Fast-paced, well-polished and sublimely executed, THE 39 STEPS is still in spiffing form
Considering THE 39 STEPS is now in its 10th year, the award-winning production is still in spiffing form. After nine years in London’s West End, Patrick Barlow’s hilarious adaptation is back on tour and is as bonkers and as brilliant as ever.
Inspired by Alfred Hitchcock’s The 39 Steps [DVD][1939 version starring Robert Donat], THE 39 STEPS tells the incredible adventures of returning colonial Richard Hannay who gets embroiled in a spy hunt which takes him from London to Scotland. The wonderfully inventive comedy thriller sees four fearless actors play an impressive 139 roles in 100 minutes in a full-on comedy caper-farce that will have you belly laughing right from the start.
The show’s success lies in the speed and synchronization of its tiny cast and crew. Fast-paced, well-polished and sublimely executed, every inch of this production is played for laughs from the lightning quick costume changes and cracking physical storytelling, to the clever use of props and pun-slinging script which pokes fun at the dialogue of the period.
Much of the delight results from the inspired imaginations of a backstage crew. Peter McKintosh’s minimal brick-lined set acts as a blank canvas for the rapidly changing scenes and there are plenty of clever visual moments including a train-top chase and a shadow puppet sequence which is used to great effect.
Richard Ede makes a fine Richard Hannay, the stiff upper lipped hero desperate to discover the secret of the eponymous 39 steps before the information leaves the country. With his David Niven moustache, natty tweeds and a jolly British tone, Ede holds the whole production together with a fine sense of style, making the audience a willing accomplice by breaking down the fourth wall early on.
Olivia Greene is tasked with playing the bulk of the female roles from the femme fatale Annabelle Schmidt to the frightfully posh and suitably brittle Pamela who accompanies Hannay on the last leg of his journey.

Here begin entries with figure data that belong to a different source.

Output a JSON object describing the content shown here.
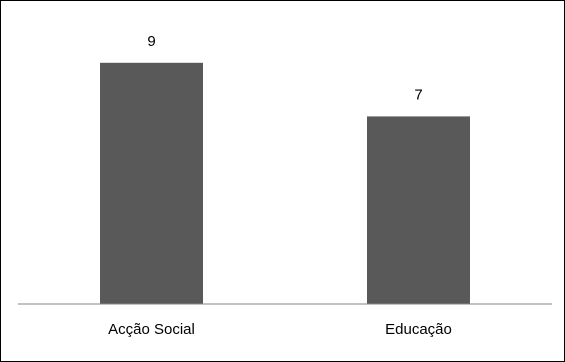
{
  "chart_data": {
    "type": "bar",
    "categories": [
      "Acção Social",
      "Educação"
    ],
    "values": [
      9,
      7
    ],
    "data_labels": [
      "9",
      "7"
    ],
    "bar_color": "#595959",
    "axis_color": "#868686",
    "title": "",
    "xlabel": "",
    "ylabel": "",
    "ylim": [
      0,
      10
    ],
    "grid": false,
    "legend": "none"
  }
}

But the pair are uproariously upstaged by Andrew Hodges and Rob Witcomb who prove a glorious double act, playing a multitude of characters from policemen to older ladies. Their flare for physical comedy shines through in the train sequence in which they play multiple characters at once, frantically switching between different hats with impeccable comic timing. A special mention also must go to Witcomb for his performance as Mr. Memory, particularly in the final scene where his frantic monologue leaves both him and the audience breathless.
The only criticism relates to a couple of sounds issues in the first half which makes it difficult to hear some of the dialogue. Greene’s harsh German accent as Annabelle Schmidt is also incredibly sharp, making it challenging to understand at times.

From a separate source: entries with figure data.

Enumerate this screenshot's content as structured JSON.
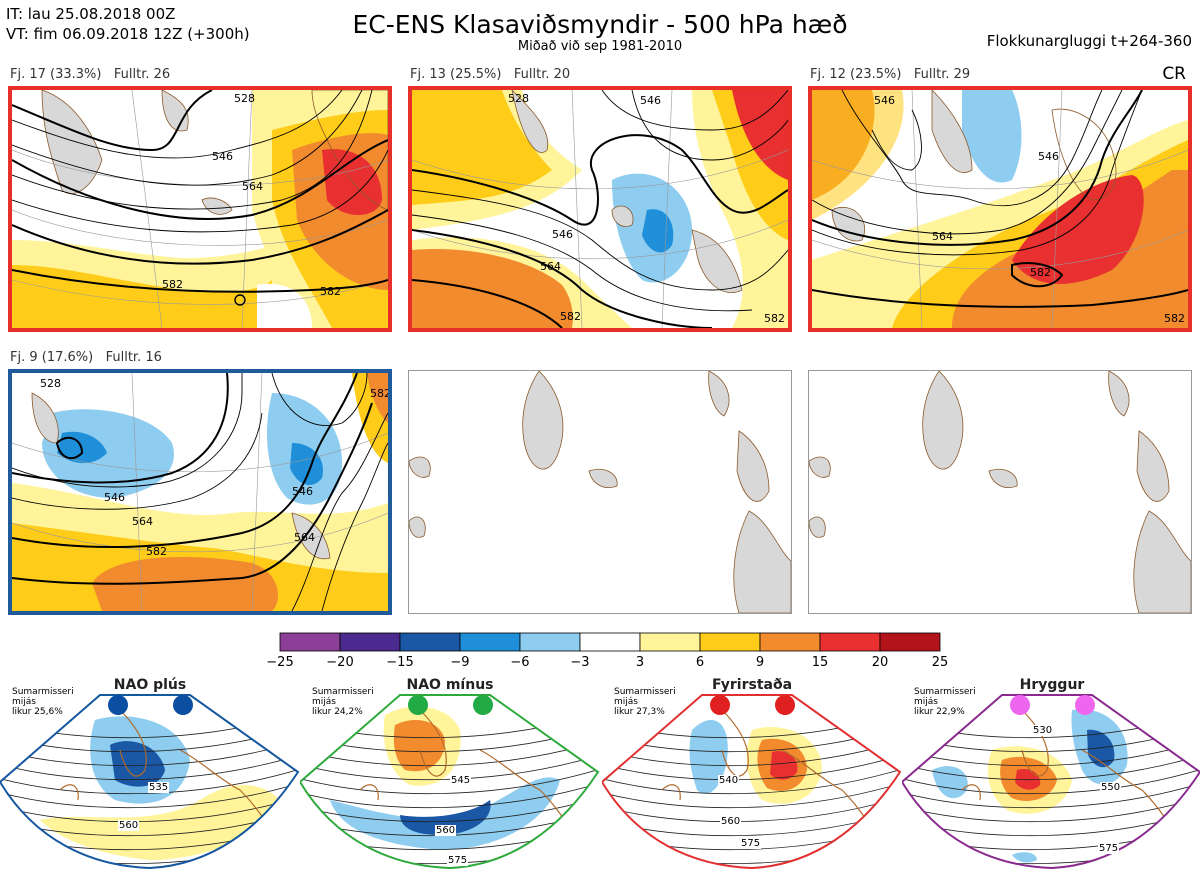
{
  "header": {
    "it": "IT: lau 25.08.2018 00Z",
    "vt": "VT: fim 06.09.2018 12Z  (+300h)",
    "title": "EC-ENS Klasaviðsmyndir - 500 hPa hæð",
    "subtitle": "Miðað við sep 1981-2010",
    "window": "Flokkunargluggi t+264-360",
    "cr": "CR"
  },
  "colors": {
    "red_frame": "#e8302a",
    "blue_frame": "#1f5a9a",
    "land": "#d8d8d8",
    "coast": "#8a5a2b"
  },
  "panels": [
    {
      "label": "Fj. 17 (33.3%)   Fulltr. 26",
      "frame": "red",
      "contours": [
        "528",
        "546",
        "564",
        "582",
        "582"
      ]
    },
    {
      "label": "Fj. 13 (25.5%)   Fulltr. 20",
      "frame": "red",
      "contours": [
        "528",
        "546",
        "546",
        "564",
        "582",
        "582"
      ]
    },
    {
      "label": "Fj. 12 (23.5%)   Fulltr. 29",
      "frame": "red",
      "contours": [
        "546",
        "546",
        "564",
        "582",
        "582"
      ]
    },
    {
      "label": "Fj. 9 (17.6%)   Fulltr. 16",
      "frame": "blue",
      "contours": [
        "528",
        "546",
        "546",
        "564",
        "582",
        "564",
        "582"
      ]
    },
    {
      "label": "",
      "frame": "none",
      "contours": []
    },
    {
      "label": "",
      "frame": "none",
      "contours": []
    }
  ],
  "colorbar": {
    "ticks": [
      "−25",
      "−20",
      "−15",
      "−9",
      "−6",
      "−3",
      "3",
      "6",
      "9",
      "15",
      "20",
      "25"
    ],
    "colors": [
      "#8b3f97",
      "#4a2a8f",
      "#1a57a5",
      "#1e8fd8",
      "#8ecdf0",
      "#ffffff",
      "#fff49a",
      "#ffcc1a",
      "#f28a2e",
      "#e83030",
      "#b3131a"
    ]
  },
  "regimes": [
    {
      "name": "NAO plús",
      "info": [
        "Sumarmisseri",
        "mijás",
        "likur 25,6%"
      ],
      "dot_color": "#0b4ea2",
      "frame_color": "#1557a0",
      "labels": [
        "535",
        "560"
      ]
    },
    {
      "name": "NAO mínus",
      "info": [
        "Sumarmisseri",
        "mijás",
        "likur 24,2%"
      ],
      "dot_color": "#22aa44",
      "frame_color": "#2eaa3c",
      "labels": [
        "545",
        "560",
        "575"
      ]
    },
    {
      "name": "Fyrirstaða",
      "info": [
        "Sumarmisseri",
        "mijás",
        "likur 27,3%"
      ],
      "dot_color": "#e02020",
      "frame_color": "#e23030",
      "labels": [
        "540",
        "560",
        "575"
      ]
    },
    {
      "name": "Hryggur",
      "info": [
        "Sumarmisseri",
        "mijás",
        "likur 22,9%"
      ],
      "dot_color": "#ee66ee",
      "frame_color": "#8a2a8f",
      "labels": [
        "530",
        "550",
        "575"
      ]
    }
  ]
}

Aside from this, the production is difficult to fault with the cast taking every opportunity to squeeze the comedy out of every moment without ever appearing desperate for a cheap laugh.
With its run in London’s West End now at an end, I fear that this may be one of the last opportunities for audiences to see THE 39 STEPS so I urge you to buy a ticket for this fast-paced, fun and thrilling adaptation before it’s too late. You won’t regret it!